It kind of depends on how much data you will be moving between these two external subnets. If you allow the HP to route directly between those subnets, you can have as many 1GB streams between them as you have ports configured for them. With "router-on-a-stick" (I've always called it vlan-on-a-stick, but same concept), you would be limited to just 1GB in total throughput between the vlans (leaving out the possibility of doing an lacp trunk between the SonicWALL and the HP).
In doing this method, the third vlan would be considered a "transit network", and would make it easier down the road as your network grows to implement a dynamic routing protocol, or to add more routers into the network, if the need ever arises.

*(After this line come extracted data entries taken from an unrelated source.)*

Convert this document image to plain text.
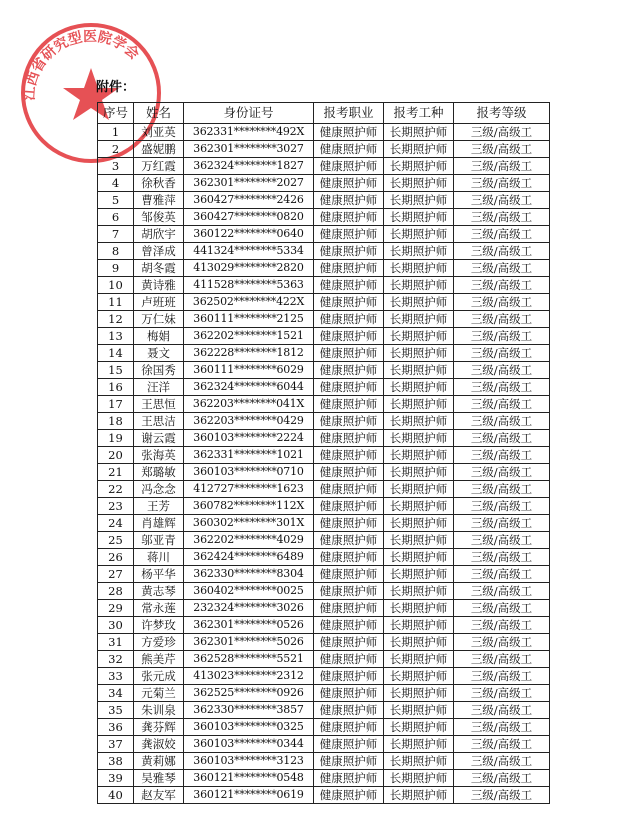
江西省研究型医院学会
附件：
序号	姓名	身份证号	报考职业	报考工种	报考等级
1	刘亚英	362331********492X	健康照护师	长期照护师	三级/高级工
2	盛妮鹏	362301********3027	健康照护师	长期照护师	三级/高级工
3	万红霞	362324********1827	健康照护师	长期照护师	三级/高级工
4	徐秋香	362301********2027	健康照护师	长期照护师	三级/高级工
5	曹雅萍	360427********2426	健康照护师	长期照护师	三级/高级工
6	邹俊英	360427********0820	健康照护师	长期照护师	三级/高级工
7	胡欣宇	360122********0640	健康照护师	长期照护师	三级/高级工
8	曾泽成	441324********5334	健康照护师	长期照护师	三级/高级工
9	胡冬霞	413029********2820	健康照护师	长期照护师	三级/高级工
10	黄诗雅	411528********5363	健康照护师	长期照护师	三级/高级工
11	卢班班	362502********422X	健康照护师	长期照护师	三级/高级工
12	万仁妹	360111********2125	健康照护师	长期照护师	三级/高级工
13	梅娟	362202********1521	健康照护师	长期照护师	三级/高级工
14	聂文	362228********1812	健康照护师	长期照护师	三级/高级工
15	徐国秀	360111********6029	健康照护师	长期照护师	三级/高级工
16	汪洋	362324********6044	健康照护师	长期照护师	三级/高级工
17	王思恒	362203********041X	健康照护师	长期照护师	三级/高级工
18	王思洁	362203********0429	健康照护师	长期照护师	三级/高级工
19	谢云霞	360103********2224	健康照护师	长期照护师	三级/高级工
20	张海英	362331********1021	健康照护师	长期照护师	三级/高级工
21	郑璐敏	360103********0710	健康照护师	长期照护师	三级/高级工
22	冯念念	412727********1623	健康照护师	长期照护师	三级/高级工
23	王芳	360782********112X	健康照护师	长期照护师	三级/高级工
24	肖雄辉	360302********301X	健康照护师	长期照护师	三级/高级工
25	邬亚青	362202********4029	健康照护师	长期照护师	三级/高级工
26	蒋川	362424********6489	健康照护师	长期照护师	三级/高级工
27	杨平华	362330********8304	健康照护师	长期照护师	三级/高级工
28	黄志琴	360402********0025	健康照护师	长期照护师	三级/高级工
29	常永莲	232324********3026	健康照护师	长期照护师	三级/高级工
30	许梦玫	362301********0526	健康照护师	长期照护师	三级/高级工
31	方爱珍	362301********5026	健康照护师	长期照护师	三级/高级工
32	熊美芹	362528********5521	健康照护师	长期照护师	三级/高级工
33	张元成	413023********2312	健康照护师	长期照护师	三级/高级工
34	元菊兰	362525********0926	健康照护师	长期照护师	三级/高级工
35	朱训泉	362330********3857	健康照护师	长期照护师	三级/高级工
36	龚芬辉	360103********0325	健康照护师	长期照护师	三级/高级工
37	龚淑姣	360103********0344	健康照护师	长期照护师	三级/高级工
38	黄莉娜	360103********3123	健康照护师	长期照护师	三级/高级工
39	吴雅琴	360121********0548	健康照护师	长期照护师	三级/高级工
40	赵友军	360121********0619	健康照护师	长期照护师	三级/高级工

The HP switch would be acting as your layer 3 core, and you would have an IP address in each of the 3 vlans. The SonicWALL would need only an access port to the transit network, and it's own IP on that network.
From there, a default route statement in the HP pointing to the SonicWALL's transit net ip address, and two static routes in the SonicWALL (one for each of your 'external' subnets) pointing back at the HP's transit net IP.
The easy button is to simply run a vlan trunk to the SonicWALL, and put an address on each of the vlans you want to route for. I've done it this way in the past, and if you don't plan on heavy traffic, it's perfectly viable, and pretty easy to configure.
If you could post some of your route statements in your attempts at setting up the transit net, I'm sure someone could help you get that straightened out.
You forgot the default gateway in the DHCP configurations. You need one for each pool:
default-router 192.168.x.254
Best Answer
I'm not understanding your exact problem because you don't provide enough detail but maybe this helps:
With rare exceptions, an IP subnet is mapped to a VLAN = broadcast domain = layer-2 network on a 1:1 basis.
You can run multiple IP subnets inside a single VLAN but they need a router to communicate with each other. Most often this setup doesn't make too much sense.
You can't run a single IP subnet across multiple VLANs though (without elaborate workarounds). Nodes in the same subnet expect to be able to talk to each other on a common layer-2 network = VLAN = broadcast domain.
So, your "VLANs within a subnet" can only work when you've split that subnet into sub-subnets properly and set up the router as gateway in between. A router on a stick is a router forwarding between VLAN subinterfaces on a single physical interface. Each subinterface needs to connect to one of the desired VLANs, so the link needs to be a VLAN trunk on both the switch and the router side.